It is advised that CMake is told where to put the “real” data as the
default is $HOME/MantidExternalData
on Linux/Mac or
C:/MantidExternalData
on Windows. Over time the store will grow so
it is recommended that it be placed on a disk with a large amount of
space. CMake uses the MANTID_DATA_STORE
variable to define where the
data is stored.
Example cmake command:¶
Linux/Mac:
mkdir -p build
cmake -DMANTID_DATA_STORE=/home/mgigg/Data/LocalObjectStore ../Code/Mantid
Windows:
mkdir build
cmake -DMANTID_DATA_STORE=D:/Data/LocalObjectStore ../Code/Mantid
Setting With Dropbox:¶
This is for people in the ORNL dropbox share and has the effect of
reducing external network traffic. There is a gist for
getting dropbox running on linux. Instead of defining the
MANTID_DATA_STORE
in cmake, it is simplest to create a symbolic
link
ln -s ~/Dropbox\ \(ORNL\)/MantidExternalData ~
Then everything will happen automatically using CMake’s default behavior.
Proxy Settings¶
If you are sitting behind a proxy server then the shell or Visual studio
needs to know about the proxy server.
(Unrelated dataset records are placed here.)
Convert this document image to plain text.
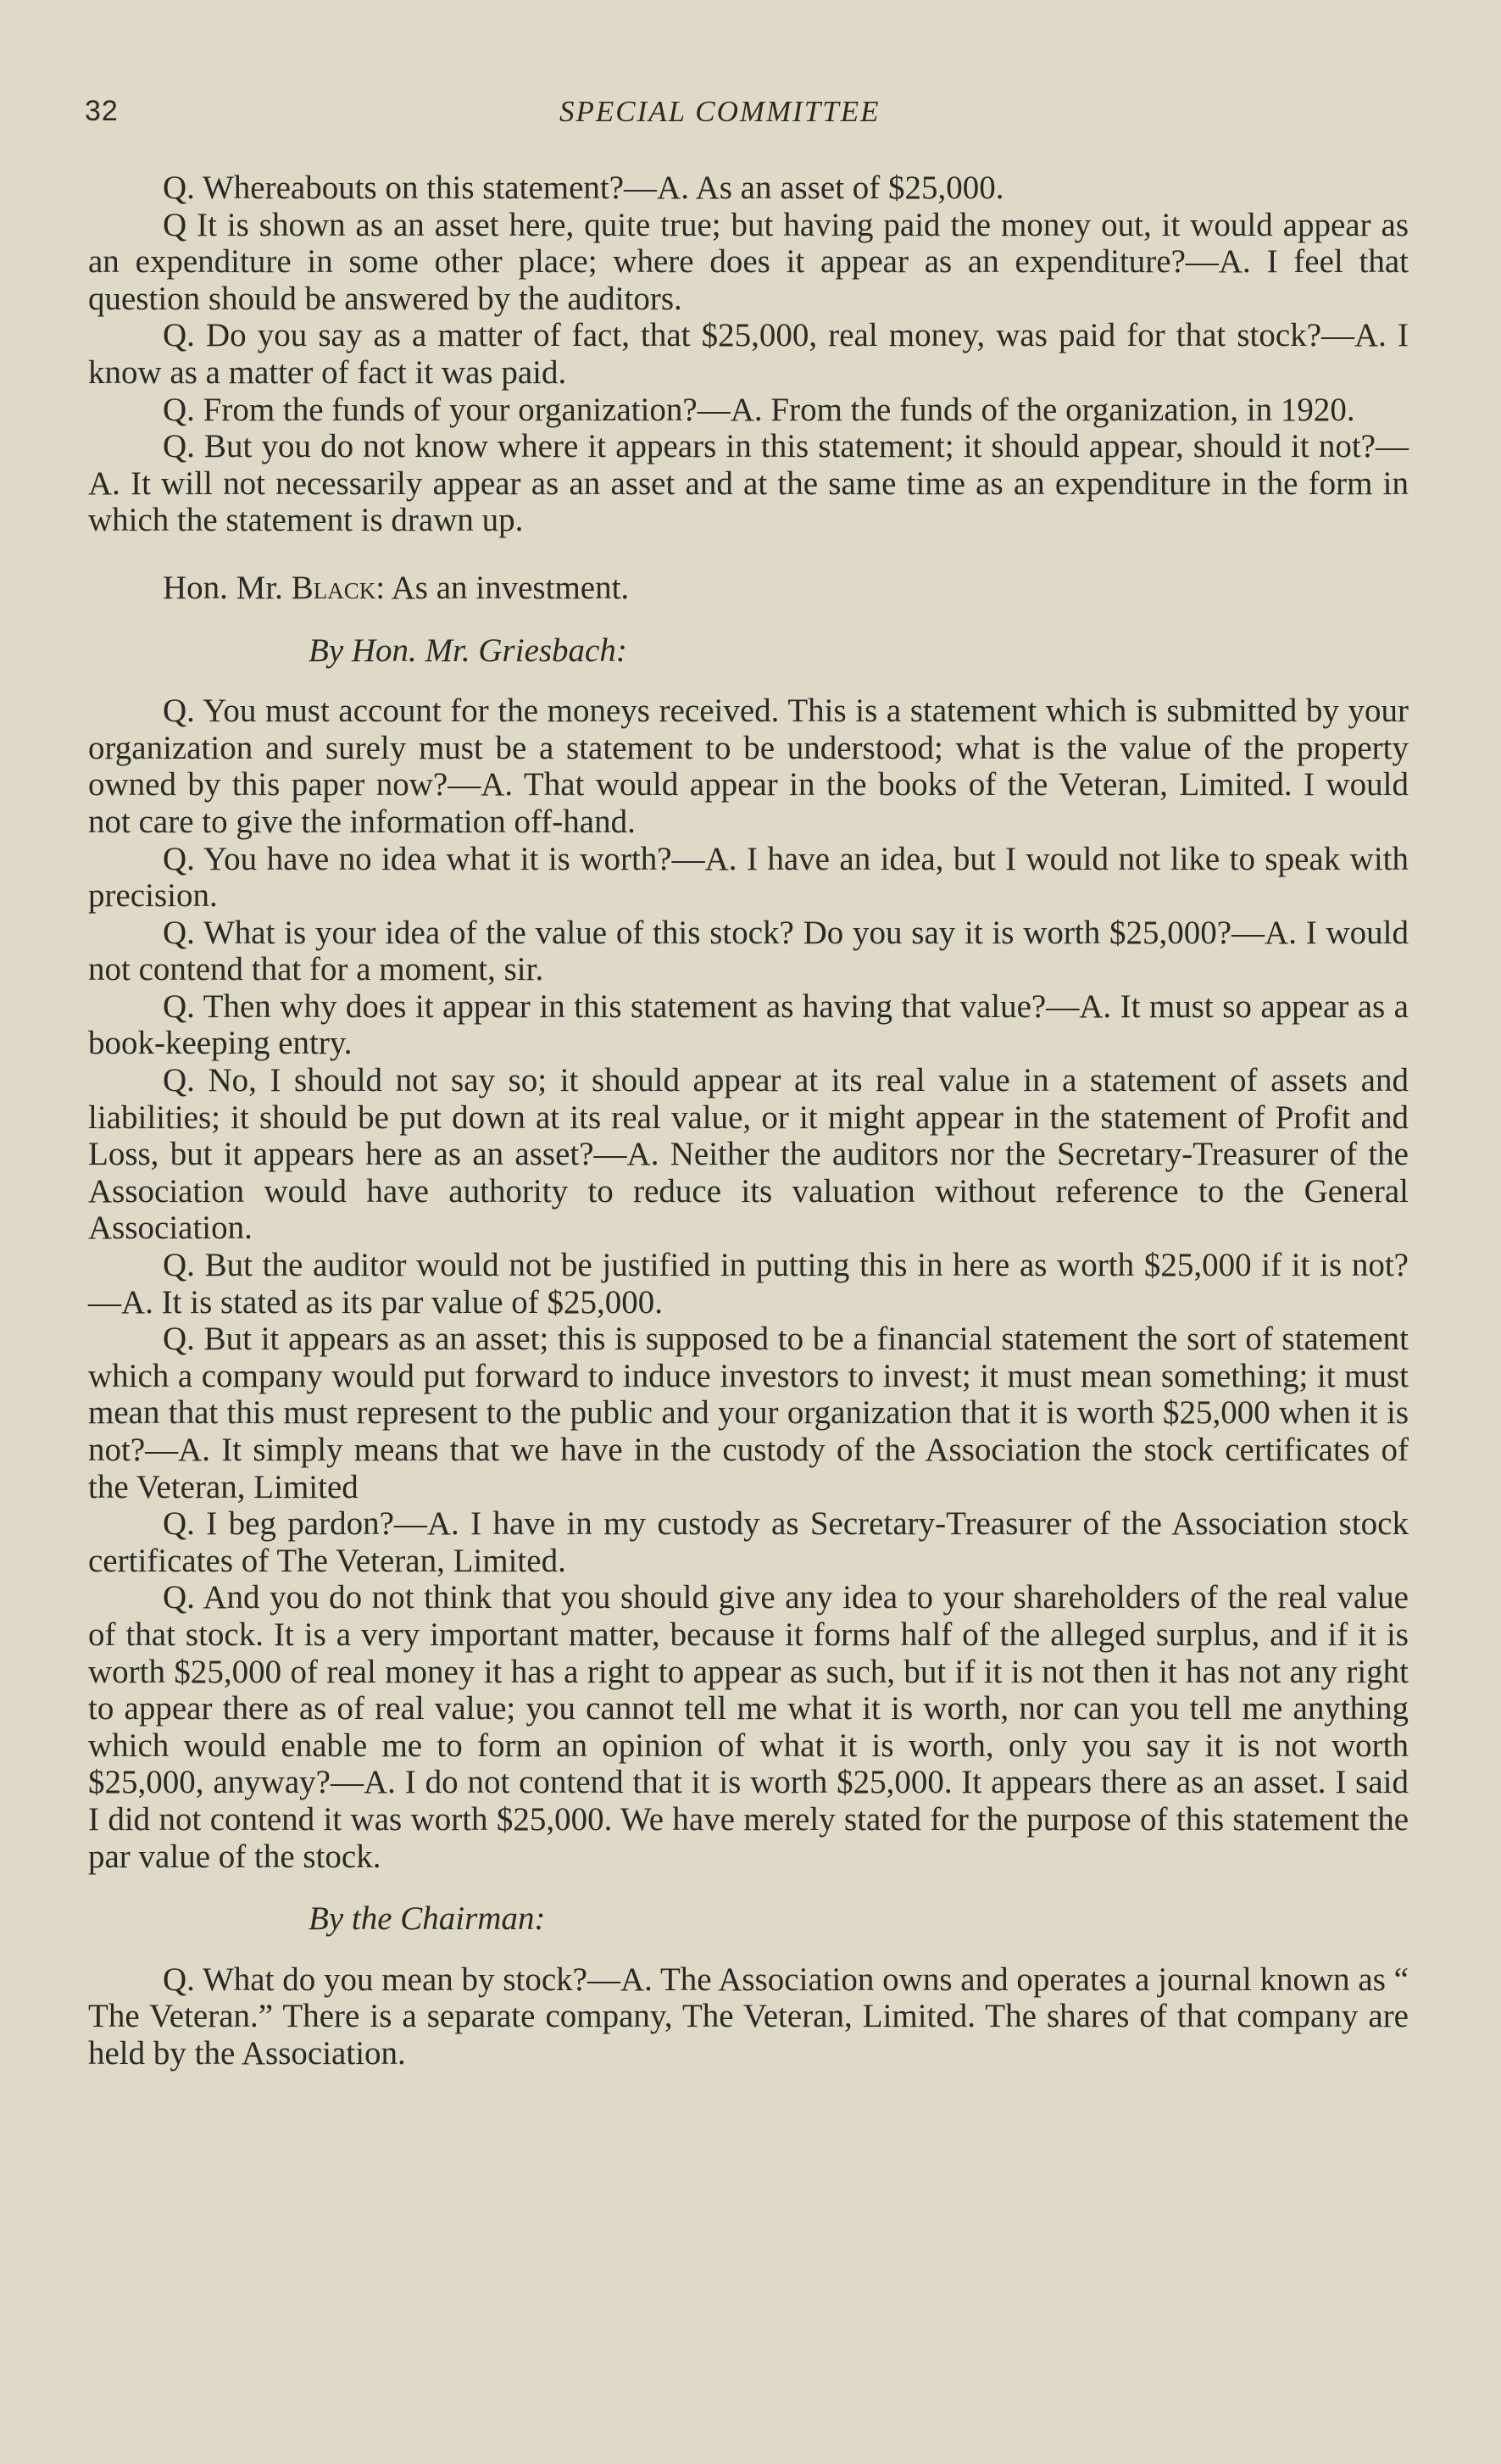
32	SPECIAL COMMITTEE

Q. Whereabouts on this statement?—A. As an asset of $25,000.

Q It is shown as an asset here, quite true; but having paid the money out, it would appear as an expenditure in some other place; where does it appear as an expenditure?—A. I feel that question should be answered by the auditors.

Q. Do you say as a matter of fact, that $25,000, real money, was paid for that stock?—A. I know as a matter of fact it was paid.

Q. From the funds of your organization?—A. From the funds of the organization, in 1920.

Q. But you do not know where it appears in this statement; it should appear, should it not?—A. It will not necessarily appear as an asset and at the same time as an expenditure in the form in which the statement is drawn up.

Hon. Mr. Black: As an investment.

By Hon. Mr. Griesbach:

Q. You must account for the moneys received. This is a statement which is submitted by your organization and surely must be a statement to be understood; what is the value of the property owned by this paper now?—A. That would appear in the books of the Veteran, Limited. I would not care to give the information off-hand.

Q. You have no idea what it is worth?—A. I have an idea, but I would not like to speak with precision.

Q. What is your idea of the value of this stock? Do you say it is worth $25,000?—A. I would not contend that for a moment, sir.

Q. Then why does it appear in this statement as having that value?—A. It must so appear as a book-keeping entry.

Q. No, I should not say so; it should appear at its real value in a statement of assets and liabilities; it should be put down at its real value, or it might appear in the statement of Profit and Loss, but it appears here as an asset?—A. Neither the auditors nor the Secretary-Treasurer of the Association would have authority to reduce its valuation without reference to the General Association.

Q. But the auditor would not be justified in putting this in here as worth $25,000 if it is not?—A. It is stated as its par value of $25,000.

Q. But it appears as an asset; this is supposed to be a financial statement the sort of statement which a company would put forward to induce investors to invest; it must mean something; it must mean that this must represent to the public and your organization that it is worth $25,000 when it is not?—A. It simply means that we have in the custody of the Association the stock certificates of the Veteran, Limited

Q. I beg pardon?—A. I have in my custody as Secretary-Treasurer of the Association stock certificates of The Veteran, Limited.

Q. And you do not think that you should give any idea to your shareholders of the real value of that stock. It is a very important matter, because it forms half of the alleged surplus, and if it is worth $25,000 of real money it has a right to appear as such, but if it is not then it has not any right to appear there as of real value; you cannot tell me what it is worth, nor can you tell me anything which would enable me to form an opinion of what it is worth, only you say it is not worth $25,000, anyway?—A. I do not contend that it is worth $25,000. It appears there as an asset. I said I did not contend it was worth $25,000. We have merely stated for the purpose of this statement the par value of the stock.

By the Chairman:

Q. What do you mean by stock?—A. The Association owns and operates a journal known as “ The Veteran.” There is a separate company, The Veteran, Limited. The shares of that company are held by the Association.
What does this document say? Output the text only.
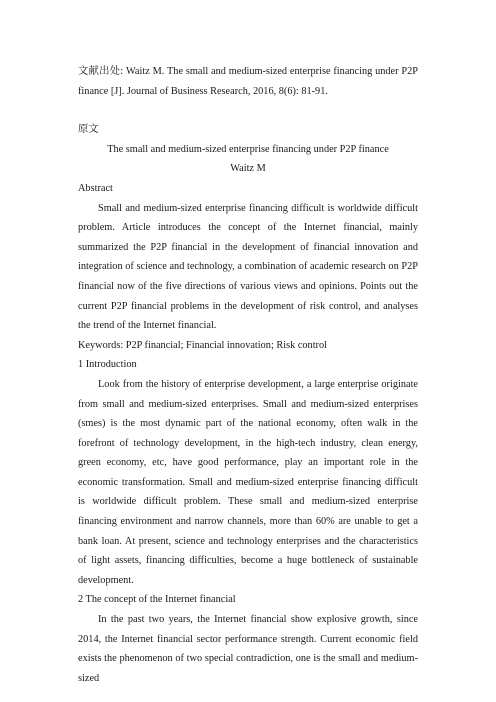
文献出处: Waitz M. The small and medium-sized enterprise financing under P2P finance [J]. Journal of Business Research, 2016, 8(6): 81-91.

原文

The small and medium-sized enterprise financing under P2P finance

Waitz M

Abstract

Small and medium-sized enterprise financing difficult is worldwide difficult problem. Article introduces the concept of the Internet financial, mainly summarized the P2P financial in the development of financial innovation and integration of science and technology, a combination of academic research on P2P financial now of the five directions of various views and opinions. Points out the current P2P financial problems in the development of risk control, and analyses the trend of the Internet financial.

Keywords: P2P financial; Financial innovation; Risk control

1 Introduction

Look from the history of enterprise development, a large enterprise originate from small and medium-sized enterprises. Small and medium-sized enterprises (smes) is the most dynamic part of the national economy, often walk in the forefront of technology development, in the high-tech industry, clean energy, green economy, etc, have good performance, play an important role in the economic transformation. Small and medium-sized enterprise financing difficult is worldwide difficult problem. These small and medium-sized enterprise financing environment and narrow channels, more than 60% are unable to get a bank loan. At present, science and technology enterprises and the characteristics of light assets, financing difficulties, become a huge bottleneck of sustainable development.

2 The concept of the Internet financial

In the past two years, the Internet financial show explosive growth, since 2014, the Internet financial sector performance strength. Current economic field exists the phenomenon of two special contradiction, one is the small and medium-sized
You must set the http_proxy
environment variable to http://HOSTNAME:PORT
.
On Windows you go to Control Panel->System
and
Security->System->Advanced System settings->Environment Variables
and
click New...
to add a variable.
On Linux/Mac you will need to set the variable in the shell profile or
on Linux you can set it system wide in /etc/environment
.
Troubleshooting¶
If you find that your tests cannot find the data they require check the following gotchas:
Check that you have re-run CMake in the build directory
Check that you have uploaded the original file renamed as a hash to the Mantid file repository
Check that you have removed any user defined data search directories in
~/.mantid
Check that you have rebuilt the test executable you’re trying to run
Check that you have rebuilt the SystemTestData target